I think the big problem is when people are dissatisfied with how a job is we as a fan base are never very concise about what we want. He mentions the Summoner rework and the problem is, many of the things many summoner players asked for is in there. A more identity centered around summons and not around the poison mage/warlock identity, removing the carbuncle/egi's as a primary rotation mechanic, for the demi primals to no longer follow us around like lost puppies, a rotation that doesnt literally hurt our fingers, etc etc.
The problem is they went overboard on a few other things as well. Summoner is one of my two mains and while I do preffer the endwalker version over how awful Shadowbringers Summoner was, it's a pale shade to the greatness of Stormblood Summoner due to it's rigid and barebones rotation. This where having players give feedback via ptr of some kind BEFORE a rework is finalized would be a very beneficial thing.
Most changes they've done (outside of trick attack/mug rework for Ninja and the rumored upcoming changes to DRG, those ones im with everyone, who the heck from the NIN and DRG communities asked for those?) are in someway a response to player feedback.

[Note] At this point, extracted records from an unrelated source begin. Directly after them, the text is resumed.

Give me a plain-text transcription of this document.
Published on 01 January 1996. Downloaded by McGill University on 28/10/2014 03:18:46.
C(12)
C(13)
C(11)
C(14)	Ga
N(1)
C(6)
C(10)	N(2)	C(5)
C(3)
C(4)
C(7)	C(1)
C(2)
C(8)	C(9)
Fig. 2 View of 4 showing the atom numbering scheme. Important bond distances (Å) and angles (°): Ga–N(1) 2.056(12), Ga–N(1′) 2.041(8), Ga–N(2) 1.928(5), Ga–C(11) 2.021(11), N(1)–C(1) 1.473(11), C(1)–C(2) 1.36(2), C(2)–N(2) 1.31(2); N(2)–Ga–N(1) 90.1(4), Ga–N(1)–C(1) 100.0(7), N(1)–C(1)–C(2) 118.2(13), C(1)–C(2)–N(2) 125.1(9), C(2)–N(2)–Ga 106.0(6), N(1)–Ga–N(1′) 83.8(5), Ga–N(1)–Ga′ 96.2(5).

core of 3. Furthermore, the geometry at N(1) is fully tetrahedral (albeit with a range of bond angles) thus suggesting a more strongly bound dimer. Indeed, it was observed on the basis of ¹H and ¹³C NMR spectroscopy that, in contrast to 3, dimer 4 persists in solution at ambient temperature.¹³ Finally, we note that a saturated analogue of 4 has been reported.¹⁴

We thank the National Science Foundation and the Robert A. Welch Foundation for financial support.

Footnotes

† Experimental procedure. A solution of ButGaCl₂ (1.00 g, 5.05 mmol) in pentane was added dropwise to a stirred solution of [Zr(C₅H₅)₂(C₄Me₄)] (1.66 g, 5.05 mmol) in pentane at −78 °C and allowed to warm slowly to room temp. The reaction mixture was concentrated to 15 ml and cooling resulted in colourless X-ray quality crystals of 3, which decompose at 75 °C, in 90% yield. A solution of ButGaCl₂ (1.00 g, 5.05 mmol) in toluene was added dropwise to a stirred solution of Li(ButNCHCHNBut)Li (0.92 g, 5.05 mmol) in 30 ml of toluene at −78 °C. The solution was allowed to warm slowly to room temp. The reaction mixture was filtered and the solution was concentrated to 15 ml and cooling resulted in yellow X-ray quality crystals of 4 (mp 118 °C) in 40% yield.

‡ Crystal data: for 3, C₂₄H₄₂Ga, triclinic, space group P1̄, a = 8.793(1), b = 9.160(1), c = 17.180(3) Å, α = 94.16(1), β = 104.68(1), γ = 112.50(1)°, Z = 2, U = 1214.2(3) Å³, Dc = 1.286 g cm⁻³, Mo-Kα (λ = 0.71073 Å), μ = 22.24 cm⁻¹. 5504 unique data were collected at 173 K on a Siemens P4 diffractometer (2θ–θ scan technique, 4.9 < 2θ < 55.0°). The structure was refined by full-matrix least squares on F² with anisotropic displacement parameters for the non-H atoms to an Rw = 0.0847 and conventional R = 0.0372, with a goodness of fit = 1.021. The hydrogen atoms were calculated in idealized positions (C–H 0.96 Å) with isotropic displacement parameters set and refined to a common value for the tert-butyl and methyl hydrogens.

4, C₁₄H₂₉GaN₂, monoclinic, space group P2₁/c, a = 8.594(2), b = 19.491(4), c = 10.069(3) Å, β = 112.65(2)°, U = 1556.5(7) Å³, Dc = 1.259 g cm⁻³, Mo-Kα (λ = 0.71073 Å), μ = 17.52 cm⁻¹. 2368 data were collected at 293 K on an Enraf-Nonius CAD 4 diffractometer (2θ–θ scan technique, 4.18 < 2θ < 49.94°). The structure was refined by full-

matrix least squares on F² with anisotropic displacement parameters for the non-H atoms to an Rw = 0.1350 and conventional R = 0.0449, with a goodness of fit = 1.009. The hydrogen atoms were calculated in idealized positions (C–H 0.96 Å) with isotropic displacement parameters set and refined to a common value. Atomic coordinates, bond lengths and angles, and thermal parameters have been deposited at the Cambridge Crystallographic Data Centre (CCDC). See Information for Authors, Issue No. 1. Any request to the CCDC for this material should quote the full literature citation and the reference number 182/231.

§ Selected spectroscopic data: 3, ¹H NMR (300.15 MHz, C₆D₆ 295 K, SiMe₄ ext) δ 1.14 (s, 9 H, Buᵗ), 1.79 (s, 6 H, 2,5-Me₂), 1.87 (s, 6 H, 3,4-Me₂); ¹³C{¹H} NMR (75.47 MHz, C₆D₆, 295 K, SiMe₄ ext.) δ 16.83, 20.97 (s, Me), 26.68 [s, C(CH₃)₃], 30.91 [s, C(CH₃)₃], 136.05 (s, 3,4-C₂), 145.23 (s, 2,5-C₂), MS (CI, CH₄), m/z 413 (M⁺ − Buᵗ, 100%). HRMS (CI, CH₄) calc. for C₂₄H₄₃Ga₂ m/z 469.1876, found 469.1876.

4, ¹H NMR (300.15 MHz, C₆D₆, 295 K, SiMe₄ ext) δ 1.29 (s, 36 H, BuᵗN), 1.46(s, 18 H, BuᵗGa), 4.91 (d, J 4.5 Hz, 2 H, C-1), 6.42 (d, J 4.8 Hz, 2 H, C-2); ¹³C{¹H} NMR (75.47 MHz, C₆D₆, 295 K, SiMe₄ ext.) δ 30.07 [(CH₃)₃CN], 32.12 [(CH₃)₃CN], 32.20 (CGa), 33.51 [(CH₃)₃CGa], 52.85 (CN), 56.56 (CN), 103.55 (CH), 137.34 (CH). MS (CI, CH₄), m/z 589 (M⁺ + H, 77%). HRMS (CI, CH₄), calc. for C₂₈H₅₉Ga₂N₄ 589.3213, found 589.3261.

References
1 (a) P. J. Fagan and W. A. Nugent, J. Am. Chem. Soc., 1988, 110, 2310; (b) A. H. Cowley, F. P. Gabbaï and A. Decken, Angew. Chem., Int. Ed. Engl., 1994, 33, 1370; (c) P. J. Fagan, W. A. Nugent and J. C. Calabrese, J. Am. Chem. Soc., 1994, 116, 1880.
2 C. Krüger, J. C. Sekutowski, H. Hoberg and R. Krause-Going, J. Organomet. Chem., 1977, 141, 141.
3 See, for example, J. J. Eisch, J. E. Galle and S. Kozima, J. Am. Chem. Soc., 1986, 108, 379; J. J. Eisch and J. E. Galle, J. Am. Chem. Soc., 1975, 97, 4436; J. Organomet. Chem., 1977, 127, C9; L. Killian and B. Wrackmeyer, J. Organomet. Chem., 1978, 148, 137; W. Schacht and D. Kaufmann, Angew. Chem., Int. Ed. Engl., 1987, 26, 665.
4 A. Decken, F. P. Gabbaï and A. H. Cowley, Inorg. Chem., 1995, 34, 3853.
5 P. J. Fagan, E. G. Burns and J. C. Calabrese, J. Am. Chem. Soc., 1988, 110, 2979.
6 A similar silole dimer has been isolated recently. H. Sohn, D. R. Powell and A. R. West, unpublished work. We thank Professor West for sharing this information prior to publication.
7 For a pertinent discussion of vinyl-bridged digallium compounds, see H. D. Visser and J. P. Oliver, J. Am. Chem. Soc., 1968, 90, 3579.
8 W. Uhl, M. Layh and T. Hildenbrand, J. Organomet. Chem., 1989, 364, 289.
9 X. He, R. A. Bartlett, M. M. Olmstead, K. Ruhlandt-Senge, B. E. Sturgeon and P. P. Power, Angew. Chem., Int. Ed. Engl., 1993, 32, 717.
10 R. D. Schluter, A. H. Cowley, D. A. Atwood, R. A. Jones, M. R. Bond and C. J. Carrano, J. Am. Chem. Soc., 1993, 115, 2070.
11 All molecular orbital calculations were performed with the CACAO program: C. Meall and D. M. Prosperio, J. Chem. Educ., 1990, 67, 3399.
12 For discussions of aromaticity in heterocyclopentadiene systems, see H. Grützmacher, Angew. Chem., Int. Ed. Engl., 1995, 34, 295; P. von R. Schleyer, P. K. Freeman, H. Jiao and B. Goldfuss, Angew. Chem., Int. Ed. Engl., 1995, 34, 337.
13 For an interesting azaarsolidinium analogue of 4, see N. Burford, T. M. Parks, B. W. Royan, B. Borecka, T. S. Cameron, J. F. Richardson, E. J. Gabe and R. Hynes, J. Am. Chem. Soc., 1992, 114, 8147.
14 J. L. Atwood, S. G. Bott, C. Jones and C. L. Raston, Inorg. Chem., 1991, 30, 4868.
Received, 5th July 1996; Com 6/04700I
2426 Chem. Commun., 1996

It's just many times they go so drastically in the opposite way of what we ask for that you wonder how they could have understood it that way.
SAM players have too much button bloat! Remove Kaiten! Huh?
Bard players say Foe's Requiem is a bit wonky in the current rotation! Remove Foe's Requiem! What?
Healers don't like the double negative gameplay of Cleric Stance! REMOVE IT, and make their rotation two buttons! Uhhhhh....
Summoners say their rotation has gotten too full of different mechanics! Gut the whole job of the majority of its mechanics! EH!?
Now of course I doubt how these conversations actually went, but it just SCREAMS for a need of, yo before we launch this rework to the public maybe we should show it off a bit to some select players on an NDA, from all different skill levels and see what they say.